Before I go any further this is all about me, not you, so if you read this and think I'm having a dig at you then you've well and truly got the wrong end of the stick. If you think it's about an organisation, and there are a couple that use the word, you're missing my point because I hold no ill will or bear any animosity at all. This is about how I feel. Me.
I've started this blog time after time month after month but struggled to put into words how I feel about potentially being called an 'Adoption Champion'. If you know me you'll know I've worked hard to duck the title on several occasions and mainly because it was just a feeling of unease that I struggled to put into words. More to the point I struggled to get to the bottom of why I felt the unease.
I've tried to verbalise my feelings on several occasions with different people failed dismally and come away from the conversation feeling like a pedant* or a lilly livered liberal, I mean it's only a name for heaven's sake.
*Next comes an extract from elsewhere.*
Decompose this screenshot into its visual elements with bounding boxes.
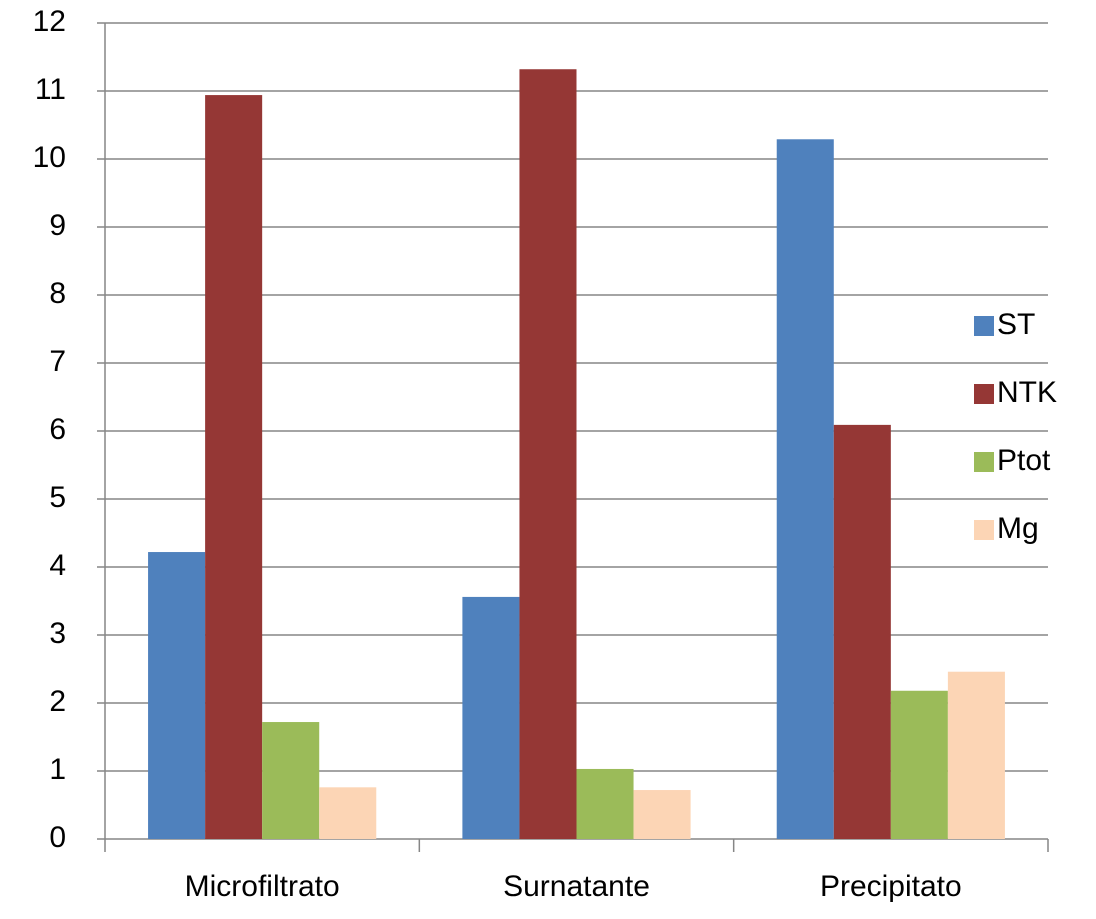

I support and participate in the work that many of the 'champions' are doing, advocating for adopters and adoptees. The promotion of awareness of the reality of adoption and chipping away down the constant disneyfication of adoption in popular perceptions and media. In that regard I'm all in. It's just that word.
I've talked to adoption 'Champions' who embrace the name and that's fine I don't want to project or transfer my unease.
Today, it finally came to me as I sat on the train.
Champion is an overwhelmingly positive term and to link it to social construction that at it's heart is born from catastrophic loss is the crux of my unease. I just can't reconcile the two.
*The good MrsC will read this and say 'you're just being an colossal arse' and she might have a fair point.